Viveros narrowed her eyes. "I'm done eating," she said, and got up, taking her tray with her.

Bender arched his eyebrows as she left. "I didn't mean to offend her," he said to me.

I regarded Bender carefully. "Do you recognize the name 'Viveros' at all, Bender?" I asked.

He frowned a bit. "It's not familiar," he said.

"Think way back," I said. "We would have been about five or six or so."

A light went on in his head. "There was a Peruvian president named Viveros. He was assassinated, I think."

"Pedro Viveros, that's right," I said. "And not just him—his wife, his brother, his brother's wife and most of their families were murdered in the military coup. Only one of Pedro's daughters survived. Her nanny stuffed her down a laundry chute while the soldiers went through the presidential palace, looking for family members. The nanny was raped before they slit her throat, incidentally."

Bender turned a greenish shade of gray. "She can't be the daughter," he said.

"She is," I said. "And you know what, when the coup was put down and the soldiers who killed her family were put on trial, their excuse was that they were just following orders. So regardless of whether your point there was well made or not, you made it to just about the last person in the universe to whom you ought to lecture on the banality of evil. She knows all about it. It slaughtered her family while she lay in a basement laundry cart, bleeding and trying not to cry."

"God, I'm sorry, of course," Bender said. "I wouldn't have said anything. But I didn't know."

"Of course you didn't, Bender," I said. "And that was Viveros' point. Out here, you don't know. You don't know anything."

"Listen up," Viveros said on the way down to the surface. "Our job is strictly to smash and dash. We're landing near the center of their government operations—blast buildings and structures but avoid shooting live targets unless CDF soldiers are targeted first. We've already kicked these people in the balls, now we're just pissing on them while they're down. Be fast, do damage and get back. Are we clear?"

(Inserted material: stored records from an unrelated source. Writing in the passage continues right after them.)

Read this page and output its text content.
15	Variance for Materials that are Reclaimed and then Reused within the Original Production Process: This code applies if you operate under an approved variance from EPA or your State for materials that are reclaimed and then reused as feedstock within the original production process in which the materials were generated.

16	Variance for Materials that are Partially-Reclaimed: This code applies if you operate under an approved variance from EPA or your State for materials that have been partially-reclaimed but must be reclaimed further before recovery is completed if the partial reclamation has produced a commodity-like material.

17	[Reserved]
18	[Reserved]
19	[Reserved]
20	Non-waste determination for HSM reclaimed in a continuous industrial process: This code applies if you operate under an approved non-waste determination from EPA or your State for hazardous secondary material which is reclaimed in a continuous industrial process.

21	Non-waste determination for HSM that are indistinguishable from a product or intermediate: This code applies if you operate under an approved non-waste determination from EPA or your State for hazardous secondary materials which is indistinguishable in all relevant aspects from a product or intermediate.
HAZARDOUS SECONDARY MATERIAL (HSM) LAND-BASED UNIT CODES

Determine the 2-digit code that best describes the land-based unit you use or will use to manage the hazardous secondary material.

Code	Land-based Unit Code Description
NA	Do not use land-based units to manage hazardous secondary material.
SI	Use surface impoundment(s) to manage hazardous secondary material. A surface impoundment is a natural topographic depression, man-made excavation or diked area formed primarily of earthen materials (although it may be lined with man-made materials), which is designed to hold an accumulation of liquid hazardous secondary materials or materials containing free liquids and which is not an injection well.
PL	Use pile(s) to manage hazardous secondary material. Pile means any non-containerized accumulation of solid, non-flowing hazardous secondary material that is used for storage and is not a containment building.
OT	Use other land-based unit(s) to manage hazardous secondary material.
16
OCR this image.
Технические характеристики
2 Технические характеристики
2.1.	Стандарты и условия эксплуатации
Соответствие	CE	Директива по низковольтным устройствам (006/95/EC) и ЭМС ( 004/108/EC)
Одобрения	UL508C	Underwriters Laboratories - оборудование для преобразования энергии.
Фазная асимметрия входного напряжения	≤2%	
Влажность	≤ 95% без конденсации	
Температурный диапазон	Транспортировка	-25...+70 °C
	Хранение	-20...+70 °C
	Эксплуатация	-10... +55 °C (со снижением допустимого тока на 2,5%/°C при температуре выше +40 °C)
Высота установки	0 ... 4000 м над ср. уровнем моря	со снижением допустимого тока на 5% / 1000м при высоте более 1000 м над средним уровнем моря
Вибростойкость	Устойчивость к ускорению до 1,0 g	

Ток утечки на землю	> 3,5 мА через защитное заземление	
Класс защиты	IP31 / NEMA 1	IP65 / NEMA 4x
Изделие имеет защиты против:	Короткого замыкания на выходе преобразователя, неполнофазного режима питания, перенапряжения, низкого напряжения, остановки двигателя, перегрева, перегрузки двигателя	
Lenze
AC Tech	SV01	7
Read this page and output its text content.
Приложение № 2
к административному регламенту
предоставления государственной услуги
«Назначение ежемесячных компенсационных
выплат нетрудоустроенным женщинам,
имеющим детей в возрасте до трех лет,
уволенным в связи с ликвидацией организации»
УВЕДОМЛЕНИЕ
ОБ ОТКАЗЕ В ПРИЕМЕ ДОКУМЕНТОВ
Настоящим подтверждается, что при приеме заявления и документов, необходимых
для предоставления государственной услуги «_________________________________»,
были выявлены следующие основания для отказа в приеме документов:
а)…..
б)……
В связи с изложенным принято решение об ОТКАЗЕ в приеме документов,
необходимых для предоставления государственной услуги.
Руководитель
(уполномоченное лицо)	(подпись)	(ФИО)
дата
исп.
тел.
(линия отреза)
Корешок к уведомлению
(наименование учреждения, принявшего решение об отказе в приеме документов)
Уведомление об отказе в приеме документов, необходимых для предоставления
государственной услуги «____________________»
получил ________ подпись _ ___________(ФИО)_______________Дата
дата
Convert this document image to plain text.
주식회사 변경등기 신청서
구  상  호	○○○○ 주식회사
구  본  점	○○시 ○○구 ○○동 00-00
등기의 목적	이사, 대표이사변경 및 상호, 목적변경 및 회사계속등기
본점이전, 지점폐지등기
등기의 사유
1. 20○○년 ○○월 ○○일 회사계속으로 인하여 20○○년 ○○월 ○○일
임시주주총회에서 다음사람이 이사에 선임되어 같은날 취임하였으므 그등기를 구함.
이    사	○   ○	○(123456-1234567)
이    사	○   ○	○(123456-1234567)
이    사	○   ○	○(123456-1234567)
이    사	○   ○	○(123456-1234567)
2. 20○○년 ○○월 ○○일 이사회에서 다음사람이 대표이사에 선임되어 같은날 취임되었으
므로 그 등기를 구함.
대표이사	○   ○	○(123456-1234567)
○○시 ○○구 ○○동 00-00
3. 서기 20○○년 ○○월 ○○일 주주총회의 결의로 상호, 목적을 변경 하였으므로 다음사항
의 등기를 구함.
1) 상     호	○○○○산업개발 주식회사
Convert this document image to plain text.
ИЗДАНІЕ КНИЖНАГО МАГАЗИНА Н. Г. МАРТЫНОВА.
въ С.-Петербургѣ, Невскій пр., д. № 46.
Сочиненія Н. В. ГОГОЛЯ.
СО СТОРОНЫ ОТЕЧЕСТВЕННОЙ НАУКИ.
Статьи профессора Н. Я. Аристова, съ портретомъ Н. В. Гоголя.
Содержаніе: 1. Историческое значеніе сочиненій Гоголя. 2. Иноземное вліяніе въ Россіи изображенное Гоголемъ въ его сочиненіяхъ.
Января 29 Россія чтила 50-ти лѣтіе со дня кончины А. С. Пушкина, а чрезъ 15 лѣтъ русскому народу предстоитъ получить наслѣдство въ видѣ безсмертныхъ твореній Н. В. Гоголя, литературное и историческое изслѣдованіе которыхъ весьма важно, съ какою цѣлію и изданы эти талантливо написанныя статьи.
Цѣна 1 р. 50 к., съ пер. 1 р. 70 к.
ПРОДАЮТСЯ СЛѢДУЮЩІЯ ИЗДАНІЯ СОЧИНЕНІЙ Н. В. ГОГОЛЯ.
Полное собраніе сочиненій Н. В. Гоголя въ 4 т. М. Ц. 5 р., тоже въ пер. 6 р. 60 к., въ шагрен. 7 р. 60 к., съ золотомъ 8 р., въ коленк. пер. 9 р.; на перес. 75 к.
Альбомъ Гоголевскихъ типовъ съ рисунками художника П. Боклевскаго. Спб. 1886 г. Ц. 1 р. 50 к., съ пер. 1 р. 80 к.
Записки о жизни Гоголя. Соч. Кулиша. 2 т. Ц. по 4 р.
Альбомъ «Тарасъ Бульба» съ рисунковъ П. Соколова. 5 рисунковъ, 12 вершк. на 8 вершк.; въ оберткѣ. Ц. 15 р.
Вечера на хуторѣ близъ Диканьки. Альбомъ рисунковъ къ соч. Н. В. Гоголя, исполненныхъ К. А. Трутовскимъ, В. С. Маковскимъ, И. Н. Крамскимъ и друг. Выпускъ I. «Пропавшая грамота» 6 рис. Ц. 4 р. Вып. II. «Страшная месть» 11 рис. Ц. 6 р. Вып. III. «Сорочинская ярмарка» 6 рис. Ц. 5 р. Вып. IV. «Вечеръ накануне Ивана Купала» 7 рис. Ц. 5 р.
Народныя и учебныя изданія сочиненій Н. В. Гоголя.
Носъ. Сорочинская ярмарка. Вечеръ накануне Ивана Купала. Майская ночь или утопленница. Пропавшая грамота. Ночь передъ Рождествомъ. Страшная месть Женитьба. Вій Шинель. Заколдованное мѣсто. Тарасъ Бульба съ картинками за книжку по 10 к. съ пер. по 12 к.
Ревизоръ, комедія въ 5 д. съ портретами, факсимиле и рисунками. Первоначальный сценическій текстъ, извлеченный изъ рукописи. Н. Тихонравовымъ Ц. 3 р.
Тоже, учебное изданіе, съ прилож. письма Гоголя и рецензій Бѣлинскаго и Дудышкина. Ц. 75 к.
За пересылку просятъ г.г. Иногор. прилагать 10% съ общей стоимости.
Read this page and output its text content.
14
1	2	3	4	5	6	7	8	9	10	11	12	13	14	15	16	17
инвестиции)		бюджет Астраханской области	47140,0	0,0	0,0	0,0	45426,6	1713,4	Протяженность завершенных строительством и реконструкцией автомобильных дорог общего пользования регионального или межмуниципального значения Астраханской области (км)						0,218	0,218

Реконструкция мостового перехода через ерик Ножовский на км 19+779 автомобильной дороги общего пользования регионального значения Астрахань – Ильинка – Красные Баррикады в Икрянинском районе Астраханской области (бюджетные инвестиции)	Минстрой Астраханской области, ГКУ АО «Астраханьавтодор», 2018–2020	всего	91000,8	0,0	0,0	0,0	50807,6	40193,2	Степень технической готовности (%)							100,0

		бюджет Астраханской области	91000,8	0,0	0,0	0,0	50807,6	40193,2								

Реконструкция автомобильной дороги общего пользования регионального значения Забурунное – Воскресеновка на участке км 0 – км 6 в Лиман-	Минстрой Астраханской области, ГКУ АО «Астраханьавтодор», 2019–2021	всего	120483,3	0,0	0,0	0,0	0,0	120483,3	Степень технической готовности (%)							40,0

The operation had been a cakewalk up to that point; the Whaidians had been utterly unprepared for the sudden and instantaneous arrival of two dozen CDF battleships in their home space. The CDF had opened up a diversionary offensive in the Earnhardt system several days before to lure Whaidian ships there to support the battle, so there was almost nobody to defend the home fort, and those that were, were blasted out of the sky in short, surprised order.

Our destroyers also made quick work of the Whaidians' major spaceport, shattering the kilometers-long structure at critical junctures, which allowed the port's own centripetal forces to tear it apart (no need to waste more ammo than necessary). No skip pods were detected as launched to alert Whaidian forces in the Earnhardt system to our attack, so they wouldn't know they were duped until it was too late. If any of the Whaidian forces survived the battle there, they would return home to find nowhere to dock or repair. Our forces would be long gone when they arrived.